I’d say, let her be cuddled because this newborn period is so short and she won’t tolerate it forever!

BGDino · 25/10/2020 20:14

With my DD 3 months I'm happy for family to hold her and if she falls asleep then so be it, but I insist that she's not passed back and forth like a football as that makes her very unsettled after. Have to admit I'm enjoying the baby cuddles - I lost DS at 18 weeks pregnant so never got the chance to have cuddles with him. SIL in particular loves holding DD when she visits each week (she's broody for one of her own Smile) - I'm very happy and use it as a bit of respite! Mind you she always waits for me to offer and never presumes.

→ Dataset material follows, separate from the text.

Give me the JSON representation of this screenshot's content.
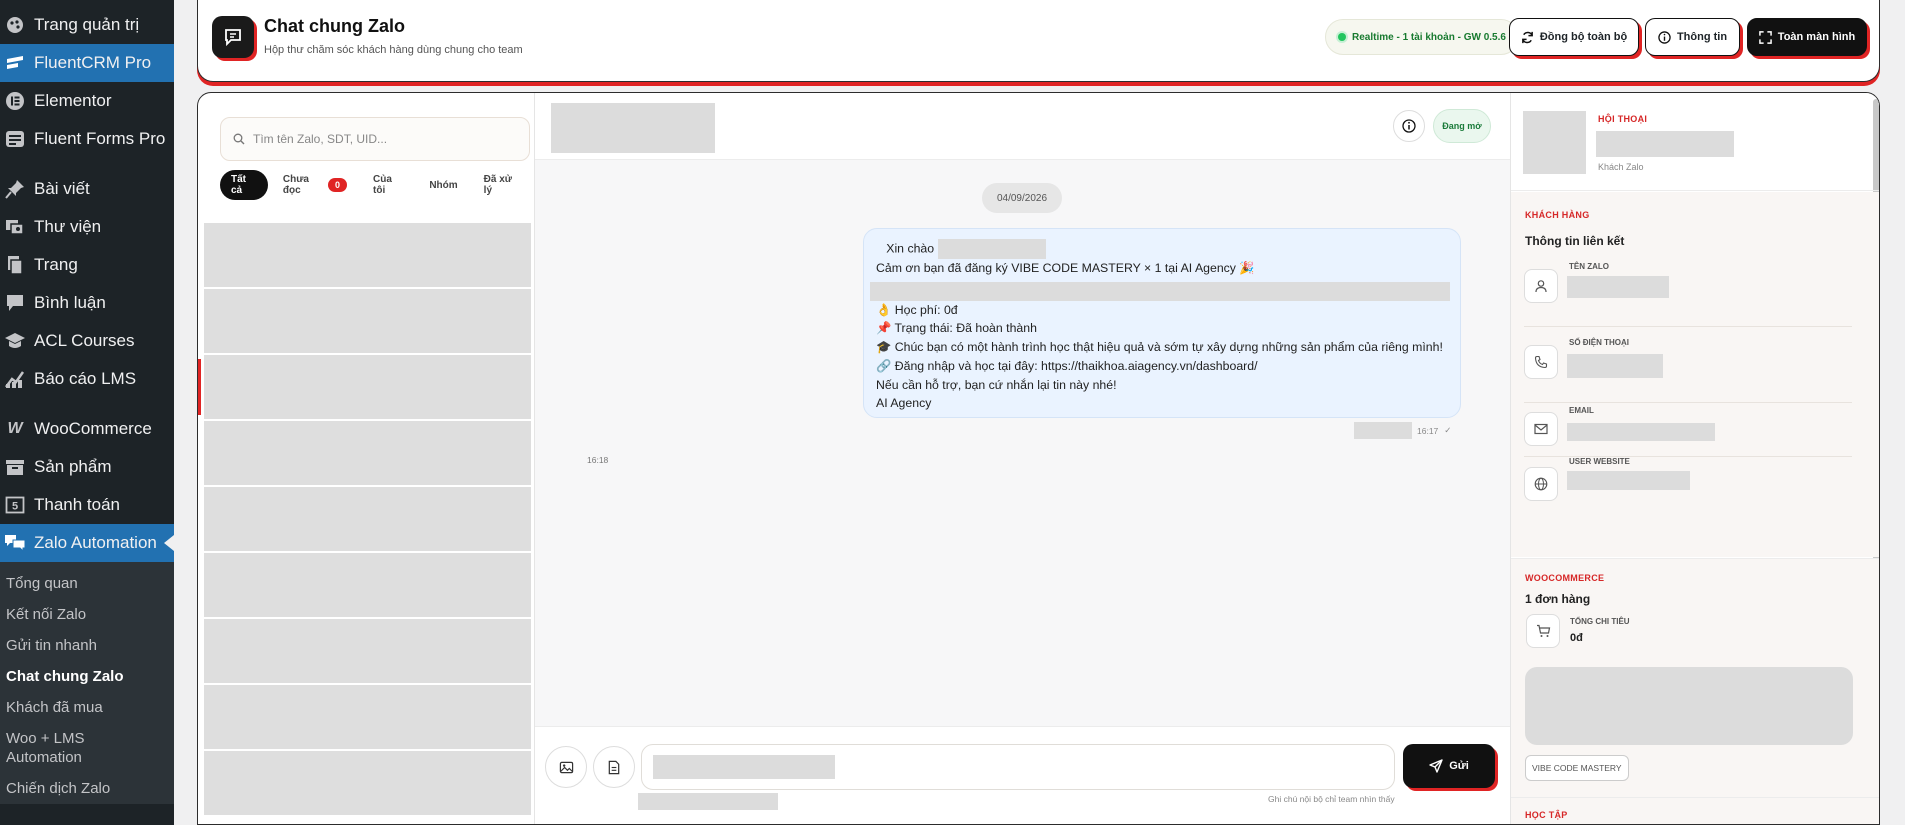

eatthatbueno · 25/10/2020 20:32

@Imworthit

I really hope we can bond as she gets bigger but what was once a very close relationship with my SIL is ruined. I know it was post natal depression but it really hurts and I still feel so resentful that she took that away from me.
She's not your child. Your SIL didn't take anything away from you, she's the mother and you're not entitled to anything.
JenniferSantoro · 25/10/2020 20:42

@catpoooffender

Also, I feel a bit sick when I recall the sleep deprivation, so I do understand your desire to minimise it!
Where you feel giddy or drunk with the tiredness😫 It makes me shudder to think of it now. You’re doing a fab job OP. 💐
catpoooffender · 25/10/2020 21:25

@JenniferSantoro there is a piece of music on YouTube we used to play to get DS to sleep when he was tiny. I would put it on and pray I would get maybe 30-60 minutes sleep. I can't listen to it now because it takes me back to that time. I found the first two weeks in particular so incredibly hard.

Notanotherwooname · 25/10/2020 21:35

Social distancing- they shouldn’t be holding her at all should they?

Imworthit · 25/10/2020 22:50

Didn't say my resentment was good, just being honest. If you couldn't see your neice you'd feel hurt too. It's not like I'd ever tell her how sad it made me. Treat her any different. She doesn't need to know how much I cried about it but I still get you feel however I do. Telling me I'm unreasonable doesn't stop it hurting.

foxyroxyyy · 25/10/2020 22:53

@WombatStewForTea

Well for a start you can't spoil a baby by holding them too much ffs
Exactly.

Babies need cuddles and warmth. Ask your health visitor KMT

Imworthit · 25/10/2020 22:58

Honesty your all pretty nasty. In tears here.

Womencanlift · 25/10/2020 23:00

@Imworthit

I really hope we can bond as she gets bigger but what was once a very close relationship with my SIL is ruined. I know it was post natal depression but it really hurts and I still feel so resentful that she took that away from me.
Wow you sound lovely. I feel sorry for your SIL, losing babies suffering from PND and having to put up with family being in a strop
Enough4me · 25/10/2020 23:03

Poor baby being passed about like a toy and poor you pushed into it to please your DPs mum.

I would put the issues to DP: you can't visit 3 days a week it's too much & he can visit more, with social distancing DD shouldn't be passed about, he can also help in evenings so you can get an early night.